Patrick Casey wrote:
-----Original Message-----
From: Bryan Lewis [mailto:[EMAIL PROTECTED]
Sent: Saturday, May 07, 2005 1:37 PM
To: Tapestry users
Subject: Re: Multiple Instances of the Same Page and Persistence

I don't have an answer for you, but I came across a similar problem a few
days ago with Firefox.  I assume it's Firefox since you mentioned opening

<snip>

        You know I'm actually not sure now that this is firefox related. I
fired up my copy of IE (6.0.29), logged into my app, then did:

        File->New Window ... Used Same Session as old window
        Right Click Link-> Open in new window ... Used same session as old
window

This has always been the case, there is nothing preventing the browser from opening several views to a server using the same session.
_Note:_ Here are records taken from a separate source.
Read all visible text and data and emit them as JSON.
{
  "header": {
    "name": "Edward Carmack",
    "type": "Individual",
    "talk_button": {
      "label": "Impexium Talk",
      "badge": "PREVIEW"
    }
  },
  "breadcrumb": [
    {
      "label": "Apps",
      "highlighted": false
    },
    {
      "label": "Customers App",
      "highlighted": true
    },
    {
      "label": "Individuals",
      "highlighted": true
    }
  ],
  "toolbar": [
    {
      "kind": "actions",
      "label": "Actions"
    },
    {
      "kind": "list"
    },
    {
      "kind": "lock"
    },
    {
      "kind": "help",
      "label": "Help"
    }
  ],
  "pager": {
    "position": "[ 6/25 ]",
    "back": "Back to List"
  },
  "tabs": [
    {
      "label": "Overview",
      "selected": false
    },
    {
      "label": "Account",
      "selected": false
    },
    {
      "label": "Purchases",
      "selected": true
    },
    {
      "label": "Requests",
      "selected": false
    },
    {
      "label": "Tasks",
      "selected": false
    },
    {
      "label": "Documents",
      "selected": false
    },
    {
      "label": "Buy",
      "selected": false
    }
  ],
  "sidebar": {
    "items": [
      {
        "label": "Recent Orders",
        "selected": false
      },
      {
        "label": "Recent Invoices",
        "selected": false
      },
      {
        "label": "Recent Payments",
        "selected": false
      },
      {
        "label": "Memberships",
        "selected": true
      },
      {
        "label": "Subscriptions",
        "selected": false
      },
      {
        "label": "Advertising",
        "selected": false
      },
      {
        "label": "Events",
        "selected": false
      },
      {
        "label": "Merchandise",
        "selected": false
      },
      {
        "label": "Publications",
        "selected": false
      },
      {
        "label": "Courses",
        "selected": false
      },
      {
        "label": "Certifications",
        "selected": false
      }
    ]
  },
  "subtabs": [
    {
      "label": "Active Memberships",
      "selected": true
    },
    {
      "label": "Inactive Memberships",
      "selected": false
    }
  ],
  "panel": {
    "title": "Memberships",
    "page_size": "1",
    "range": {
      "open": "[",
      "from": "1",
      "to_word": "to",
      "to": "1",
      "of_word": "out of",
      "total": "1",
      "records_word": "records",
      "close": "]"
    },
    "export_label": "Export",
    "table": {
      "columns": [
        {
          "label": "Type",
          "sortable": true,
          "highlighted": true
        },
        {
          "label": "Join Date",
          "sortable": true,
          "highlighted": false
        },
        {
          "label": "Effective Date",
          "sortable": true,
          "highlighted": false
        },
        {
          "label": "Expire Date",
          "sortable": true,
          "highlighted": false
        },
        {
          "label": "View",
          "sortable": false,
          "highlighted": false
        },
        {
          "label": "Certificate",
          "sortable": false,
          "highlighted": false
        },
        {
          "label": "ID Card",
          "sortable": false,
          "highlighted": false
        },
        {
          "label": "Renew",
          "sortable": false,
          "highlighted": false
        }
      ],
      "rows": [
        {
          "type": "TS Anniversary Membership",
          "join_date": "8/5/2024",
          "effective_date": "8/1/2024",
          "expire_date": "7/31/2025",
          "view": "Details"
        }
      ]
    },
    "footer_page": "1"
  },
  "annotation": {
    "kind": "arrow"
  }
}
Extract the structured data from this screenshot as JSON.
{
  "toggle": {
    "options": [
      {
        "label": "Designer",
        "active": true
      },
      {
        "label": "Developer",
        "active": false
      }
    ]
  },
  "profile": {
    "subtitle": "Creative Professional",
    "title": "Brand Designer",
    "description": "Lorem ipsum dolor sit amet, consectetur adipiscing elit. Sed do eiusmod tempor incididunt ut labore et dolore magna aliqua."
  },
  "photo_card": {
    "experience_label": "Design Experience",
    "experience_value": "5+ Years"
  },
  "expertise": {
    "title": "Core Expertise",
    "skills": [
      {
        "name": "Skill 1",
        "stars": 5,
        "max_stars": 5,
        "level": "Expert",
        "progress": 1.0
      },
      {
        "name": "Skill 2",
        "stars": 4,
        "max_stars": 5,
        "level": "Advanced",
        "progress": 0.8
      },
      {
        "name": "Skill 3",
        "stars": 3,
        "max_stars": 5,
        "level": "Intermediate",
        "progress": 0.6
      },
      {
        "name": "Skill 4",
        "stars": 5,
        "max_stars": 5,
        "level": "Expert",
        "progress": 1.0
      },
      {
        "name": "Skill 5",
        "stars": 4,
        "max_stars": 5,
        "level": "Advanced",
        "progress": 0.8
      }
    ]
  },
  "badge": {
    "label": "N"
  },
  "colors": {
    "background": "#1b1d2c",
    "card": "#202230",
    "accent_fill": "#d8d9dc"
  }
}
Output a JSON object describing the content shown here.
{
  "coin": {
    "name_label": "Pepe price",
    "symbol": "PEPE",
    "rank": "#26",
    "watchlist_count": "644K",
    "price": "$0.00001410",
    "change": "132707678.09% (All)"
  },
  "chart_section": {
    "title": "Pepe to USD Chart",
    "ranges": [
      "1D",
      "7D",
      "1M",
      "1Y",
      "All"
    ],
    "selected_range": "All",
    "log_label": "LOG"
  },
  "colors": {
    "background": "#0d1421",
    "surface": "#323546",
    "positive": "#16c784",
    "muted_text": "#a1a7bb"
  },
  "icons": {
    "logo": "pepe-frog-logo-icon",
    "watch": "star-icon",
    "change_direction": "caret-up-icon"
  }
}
Otherwise how would for example pop-up windows work?
You have to take this into consideration no matter what web-framework you use. If you think about it this is comes from the fact that HTTP is a stateless protocol. Someone once described it as a fax-protocol. The webserver sends a fax with the page - say an order form. The browser faxes the users order (POST) to the server.
The server really has no clue which order-form the user looked at when posting the data to the server. The page might not even have anything to do with the page flow the programmer assumed, there is alweays the back button, bookmarks, cached information, several windows and so on.
The best you can do is to try to detect that the information the browser POSTs to the server is old and the user needs to see a fresh order form. This is what Tapestry uses the rewind and stale link messages to tell the user.